Critics’ Picks

Huang Gongwang, Dwelling in the Fuchun Mountains (detail), c. 1269–1354, ink on paper, 13" x 21'.


Dong Qichang

National Palace Museum
No.221, Sec. 2, Zhishan Road Shilin District
January 9–March 29, 2016

The late-Ming-dynasty painter Dong Qichang was a great synthesizer of earlier styles, and so it makes sense that the current exhibition, at the world’s foremost collection of classical Chinese art, sheds equal light on his activities as a collector and connoisseur, as these pursuits were inseparable from his own artistic output. For instance, his small painting Exotic Peaks and White Clouds, ca. 1611—which consists of a solitary pointed peak rising above a bed of mist, while below is a blurred conglomeration of trees and some implied thatched houses—can be compared here with the innovative “cloudy mountain” style of painting first put forth by father and son painters Mi Fu and Mi Youren during the Song dynasty. The latter artist’s At Ease Among Cloudy Mountains, ca. 960–1279, included in this show, deploys very light washes of ink in rendering the flow of the landscape from right to left across a scroll’s length—a perfect, wavelike rhythm.
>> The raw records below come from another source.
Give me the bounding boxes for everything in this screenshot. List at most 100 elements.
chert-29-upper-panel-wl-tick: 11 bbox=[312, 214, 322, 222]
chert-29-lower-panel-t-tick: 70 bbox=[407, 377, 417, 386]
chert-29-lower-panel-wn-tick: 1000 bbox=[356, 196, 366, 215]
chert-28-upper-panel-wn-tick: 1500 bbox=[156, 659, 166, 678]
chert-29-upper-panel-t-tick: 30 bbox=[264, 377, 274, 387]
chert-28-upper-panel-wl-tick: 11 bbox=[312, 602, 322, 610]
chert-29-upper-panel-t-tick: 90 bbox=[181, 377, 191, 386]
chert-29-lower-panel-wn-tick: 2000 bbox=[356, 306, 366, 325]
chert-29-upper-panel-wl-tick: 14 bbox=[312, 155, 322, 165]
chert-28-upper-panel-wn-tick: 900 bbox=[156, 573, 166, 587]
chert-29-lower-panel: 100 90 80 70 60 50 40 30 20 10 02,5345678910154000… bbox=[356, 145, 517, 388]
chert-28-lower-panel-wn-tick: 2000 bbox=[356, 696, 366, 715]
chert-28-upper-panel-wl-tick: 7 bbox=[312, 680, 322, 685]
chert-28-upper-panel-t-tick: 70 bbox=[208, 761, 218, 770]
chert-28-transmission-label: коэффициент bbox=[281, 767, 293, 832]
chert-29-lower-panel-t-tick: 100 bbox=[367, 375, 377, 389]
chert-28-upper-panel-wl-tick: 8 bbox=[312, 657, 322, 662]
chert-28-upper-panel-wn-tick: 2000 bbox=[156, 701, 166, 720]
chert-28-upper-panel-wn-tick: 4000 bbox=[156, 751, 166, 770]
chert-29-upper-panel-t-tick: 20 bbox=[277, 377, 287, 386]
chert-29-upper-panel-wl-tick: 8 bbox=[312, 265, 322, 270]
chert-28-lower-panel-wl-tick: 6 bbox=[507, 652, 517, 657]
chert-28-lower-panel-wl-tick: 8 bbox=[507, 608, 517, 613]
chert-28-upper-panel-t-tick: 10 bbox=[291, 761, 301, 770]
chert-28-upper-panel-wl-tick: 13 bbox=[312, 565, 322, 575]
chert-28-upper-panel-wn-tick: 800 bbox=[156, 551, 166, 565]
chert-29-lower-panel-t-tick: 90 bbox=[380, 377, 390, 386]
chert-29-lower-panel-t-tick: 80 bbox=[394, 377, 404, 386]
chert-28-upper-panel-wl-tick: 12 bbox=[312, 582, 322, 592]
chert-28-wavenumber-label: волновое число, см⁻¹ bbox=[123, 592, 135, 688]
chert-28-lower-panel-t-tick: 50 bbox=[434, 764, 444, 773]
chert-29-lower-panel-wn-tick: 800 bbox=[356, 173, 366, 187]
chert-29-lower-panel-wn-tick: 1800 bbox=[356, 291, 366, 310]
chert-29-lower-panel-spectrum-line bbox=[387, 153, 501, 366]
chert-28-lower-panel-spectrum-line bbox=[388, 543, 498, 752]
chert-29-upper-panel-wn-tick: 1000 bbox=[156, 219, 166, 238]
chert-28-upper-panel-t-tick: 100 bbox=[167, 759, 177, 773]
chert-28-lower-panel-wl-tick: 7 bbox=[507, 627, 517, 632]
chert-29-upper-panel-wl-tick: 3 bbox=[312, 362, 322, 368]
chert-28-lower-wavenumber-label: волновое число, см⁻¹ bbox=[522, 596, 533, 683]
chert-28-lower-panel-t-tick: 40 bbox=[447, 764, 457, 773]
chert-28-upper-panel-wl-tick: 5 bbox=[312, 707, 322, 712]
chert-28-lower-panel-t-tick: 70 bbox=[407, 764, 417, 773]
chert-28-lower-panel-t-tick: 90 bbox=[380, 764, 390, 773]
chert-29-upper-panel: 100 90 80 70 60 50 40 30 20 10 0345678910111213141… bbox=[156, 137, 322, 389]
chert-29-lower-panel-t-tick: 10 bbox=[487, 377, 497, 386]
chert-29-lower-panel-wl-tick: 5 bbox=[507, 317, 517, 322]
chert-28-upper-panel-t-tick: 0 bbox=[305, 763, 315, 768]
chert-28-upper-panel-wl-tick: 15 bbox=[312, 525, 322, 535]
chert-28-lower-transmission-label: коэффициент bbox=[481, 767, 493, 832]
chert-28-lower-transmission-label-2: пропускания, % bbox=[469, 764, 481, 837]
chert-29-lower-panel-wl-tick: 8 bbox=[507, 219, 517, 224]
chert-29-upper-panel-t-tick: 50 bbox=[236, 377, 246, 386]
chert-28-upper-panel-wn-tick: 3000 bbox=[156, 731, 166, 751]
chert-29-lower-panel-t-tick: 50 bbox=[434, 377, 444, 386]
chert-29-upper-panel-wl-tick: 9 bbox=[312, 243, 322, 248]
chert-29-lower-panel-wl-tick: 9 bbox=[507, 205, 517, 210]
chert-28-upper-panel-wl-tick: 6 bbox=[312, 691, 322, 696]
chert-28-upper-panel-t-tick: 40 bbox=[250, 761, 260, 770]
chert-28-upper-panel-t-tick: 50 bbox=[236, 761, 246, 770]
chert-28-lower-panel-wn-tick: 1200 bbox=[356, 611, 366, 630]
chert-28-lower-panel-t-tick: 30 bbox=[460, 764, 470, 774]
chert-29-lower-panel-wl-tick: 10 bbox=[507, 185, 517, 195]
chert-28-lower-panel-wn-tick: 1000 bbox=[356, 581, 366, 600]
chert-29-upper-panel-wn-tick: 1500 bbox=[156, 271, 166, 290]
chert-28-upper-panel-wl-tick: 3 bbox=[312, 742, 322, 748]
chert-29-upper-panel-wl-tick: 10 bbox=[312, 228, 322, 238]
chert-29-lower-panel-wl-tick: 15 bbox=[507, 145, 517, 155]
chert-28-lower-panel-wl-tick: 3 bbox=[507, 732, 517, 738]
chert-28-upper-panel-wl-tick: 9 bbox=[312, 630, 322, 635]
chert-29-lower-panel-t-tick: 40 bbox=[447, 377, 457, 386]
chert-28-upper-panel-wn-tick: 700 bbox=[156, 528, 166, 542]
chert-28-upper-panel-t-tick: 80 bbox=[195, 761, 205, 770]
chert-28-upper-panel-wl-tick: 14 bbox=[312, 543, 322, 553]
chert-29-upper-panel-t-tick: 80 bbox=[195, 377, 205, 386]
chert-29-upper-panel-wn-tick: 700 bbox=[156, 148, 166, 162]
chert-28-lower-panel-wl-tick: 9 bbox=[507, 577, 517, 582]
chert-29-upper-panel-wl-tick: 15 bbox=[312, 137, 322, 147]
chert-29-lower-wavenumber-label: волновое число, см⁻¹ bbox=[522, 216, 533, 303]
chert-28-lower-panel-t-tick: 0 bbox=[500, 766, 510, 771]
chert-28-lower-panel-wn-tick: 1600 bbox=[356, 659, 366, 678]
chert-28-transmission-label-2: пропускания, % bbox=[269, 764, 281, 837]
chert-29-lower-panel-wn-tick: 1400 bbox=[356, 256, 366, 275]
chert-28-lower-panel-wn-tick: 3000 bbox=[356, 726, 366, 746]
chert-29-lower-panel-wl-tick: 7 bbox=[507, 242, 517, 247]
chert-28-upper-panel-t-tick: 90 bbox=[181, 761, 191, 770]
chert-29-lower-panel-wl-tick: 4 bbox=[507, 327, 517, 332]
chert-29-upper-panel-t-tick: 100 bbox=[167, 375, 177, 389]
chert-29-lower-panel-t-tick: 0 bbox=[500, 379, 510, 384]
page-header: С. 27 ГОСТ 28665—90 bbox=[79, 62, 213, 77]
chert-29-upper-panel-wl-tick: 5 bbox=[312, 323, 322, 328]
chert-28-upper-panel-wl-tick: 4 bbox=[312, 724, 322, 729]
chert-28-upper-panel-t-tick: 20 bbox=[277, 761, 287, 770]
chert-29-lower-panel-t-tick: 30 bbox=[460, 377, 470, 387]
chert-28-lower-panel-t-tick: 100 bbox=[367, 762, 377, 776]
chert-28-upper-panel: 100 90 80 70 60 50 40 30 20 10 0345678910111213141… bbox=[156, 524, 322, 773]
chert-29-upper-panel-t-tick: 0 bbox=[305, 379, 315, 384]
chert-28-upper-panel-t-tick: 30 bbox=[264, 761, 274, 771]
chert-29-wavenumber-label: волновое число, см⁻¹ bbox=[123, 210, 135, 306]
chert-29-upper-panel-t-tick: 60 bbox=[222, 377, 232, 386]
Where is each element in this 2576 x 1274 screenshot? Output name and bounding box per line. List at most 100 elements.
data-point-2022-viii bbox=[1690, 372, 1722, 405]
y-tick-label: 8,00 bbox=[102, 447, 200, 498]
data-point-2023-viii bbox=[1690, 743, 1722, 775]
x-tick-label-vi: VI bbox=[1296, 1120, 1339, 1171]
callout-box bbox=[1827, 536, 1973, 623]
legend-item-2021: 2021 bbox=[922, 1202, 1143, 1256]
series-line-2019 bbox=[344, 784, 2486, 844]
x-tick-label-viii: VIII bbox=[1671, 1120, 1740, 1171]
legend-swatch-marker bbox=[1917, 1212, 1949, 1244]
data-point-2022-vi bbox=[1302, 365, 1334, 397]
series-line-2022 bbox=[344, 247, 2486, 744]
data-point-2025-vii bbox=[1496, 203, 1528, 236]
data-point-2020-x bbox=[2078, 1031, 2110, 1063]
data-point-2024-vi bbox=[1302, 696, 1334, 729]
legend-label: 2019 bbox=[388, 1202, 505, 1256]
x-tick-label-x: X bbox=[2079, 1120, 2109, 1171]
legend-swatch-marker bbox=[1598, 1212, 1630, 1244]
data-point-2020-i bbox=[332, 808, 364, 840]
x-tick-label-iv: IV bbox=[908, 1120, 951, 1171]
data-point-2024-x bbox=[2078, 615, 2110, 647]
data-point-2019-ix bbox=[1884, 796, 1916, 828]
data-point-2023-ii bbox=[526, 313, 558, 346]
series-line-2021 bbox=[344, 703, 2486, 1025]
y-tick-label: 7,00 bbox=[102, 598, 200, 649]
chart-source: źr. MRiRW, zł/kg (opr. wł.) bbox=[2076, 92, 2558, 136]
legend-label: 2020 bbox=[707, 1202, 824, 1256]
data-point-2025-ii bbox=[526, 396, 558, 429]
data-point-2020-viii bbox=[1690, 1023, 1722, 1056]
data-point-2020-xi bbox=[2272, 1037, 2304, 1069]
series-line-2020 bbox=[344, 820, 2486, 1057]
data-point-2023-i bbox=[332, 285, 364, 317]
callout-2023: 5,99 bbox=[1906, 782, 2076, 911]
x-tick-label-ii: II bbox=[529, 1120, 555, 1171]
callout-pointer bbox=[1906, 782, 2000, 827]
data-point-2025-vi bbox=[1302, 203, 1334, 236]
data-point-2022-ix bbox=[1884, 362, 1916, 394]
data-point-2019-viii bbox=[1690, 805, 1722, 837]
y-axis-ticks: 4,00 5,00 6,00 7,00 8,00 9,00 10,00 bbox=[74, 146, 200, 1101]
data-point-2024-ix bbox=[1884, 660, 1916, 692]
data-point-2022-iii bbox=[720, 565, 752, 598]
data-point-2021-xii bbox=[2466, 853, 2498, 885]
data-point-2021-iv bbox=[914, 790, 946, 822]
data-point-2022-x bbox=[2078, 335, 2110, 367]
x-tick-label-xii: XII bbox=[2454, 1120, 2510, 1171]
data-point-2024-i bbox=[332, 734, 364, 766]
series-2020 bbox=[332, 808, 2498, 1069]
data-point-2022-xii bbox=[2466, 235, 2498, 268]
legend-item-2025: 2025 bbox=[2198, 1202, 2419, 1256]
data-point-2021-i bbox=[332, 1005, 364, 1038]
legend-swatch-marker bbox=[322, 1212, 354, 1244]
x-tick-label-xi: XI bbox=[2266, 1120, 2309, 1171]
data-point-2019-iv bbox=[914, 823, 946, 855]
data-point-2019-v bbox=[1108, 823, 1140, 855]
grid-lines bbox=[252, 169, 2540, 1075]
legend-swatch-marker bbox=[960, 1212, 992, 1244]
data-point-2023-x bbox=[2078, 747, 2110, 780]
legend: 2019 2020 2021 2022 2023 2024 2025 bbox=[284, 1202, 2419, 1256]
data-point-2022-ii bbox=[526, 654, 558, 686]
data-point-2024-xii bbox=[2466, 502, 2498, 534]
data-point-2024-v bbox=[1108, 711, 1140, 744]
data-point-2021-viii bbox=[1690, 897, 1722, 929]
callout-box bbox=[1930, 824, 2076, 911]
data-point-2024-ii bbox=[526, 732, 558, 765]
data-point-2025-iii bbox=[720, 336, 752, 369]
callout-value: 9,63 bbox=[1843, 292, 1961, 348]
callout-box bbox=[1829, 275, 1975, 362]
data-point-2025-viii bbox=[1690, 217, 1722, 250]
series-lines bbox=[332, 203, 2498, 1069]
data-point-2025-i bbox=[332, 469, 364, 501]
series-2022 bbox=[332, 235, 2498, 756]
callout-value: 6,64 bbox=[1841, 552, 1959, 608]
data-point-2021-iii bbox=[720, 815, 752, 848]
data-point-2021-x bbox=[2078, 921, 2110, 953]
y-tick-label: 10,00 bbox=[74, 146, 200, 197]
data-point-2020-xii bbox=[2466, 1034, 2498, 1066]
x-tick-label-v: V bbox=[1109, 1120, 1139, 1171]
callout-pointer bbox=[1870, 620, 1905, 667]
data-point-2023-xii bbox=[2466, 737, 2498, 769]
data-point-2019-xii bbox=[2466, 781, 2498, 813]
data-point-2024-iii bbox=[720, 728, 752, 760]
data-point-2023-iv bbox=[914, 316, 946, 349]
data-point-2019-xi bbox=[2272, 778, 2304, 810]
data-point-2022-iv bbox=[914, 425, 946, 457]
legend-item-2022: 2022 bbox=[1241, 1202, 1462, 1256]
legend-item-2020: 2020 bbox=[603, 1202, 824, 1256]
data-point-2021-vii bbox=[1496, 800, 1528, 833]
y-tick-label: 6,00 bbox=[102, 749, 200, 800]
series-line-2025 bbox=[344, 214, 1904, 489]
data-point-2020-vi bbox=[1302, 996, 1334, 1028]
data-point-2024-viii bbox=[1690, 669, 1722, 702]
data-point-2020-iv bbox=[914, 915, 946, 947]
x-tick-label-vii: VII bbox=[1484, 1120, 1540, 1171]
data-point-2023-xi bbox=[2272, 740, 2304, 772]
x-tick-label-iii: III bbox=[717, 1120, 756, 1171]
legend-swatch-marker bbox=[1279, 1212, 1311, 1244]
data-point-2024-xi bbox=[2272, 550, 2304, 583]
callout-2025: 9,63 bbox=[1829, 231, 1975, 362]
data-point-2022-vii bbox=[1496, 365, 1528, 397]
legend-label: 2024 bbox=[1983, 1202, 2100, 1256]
The exhibition’s star attraction is Huang Gongwang’s long scroll Dwelling in the Fuchun Mountains, ca. 1269–1354, which once formed an integral part of Dong’s collection. From a short distance, inky gray blurs form distant treetops; up close, the eye discovers that the trees’ leaves have been carefully formed with thin, minute strokes. The foliage peters out in the midsection, where the desolation of a steppe slowly emerges. Then, as grass begins to appear, there is a lengthening of the monochromatic lines, from which sprout other trees. The process climaxes in the emergence of a majestically high mountain, with black dots cresting its ridges.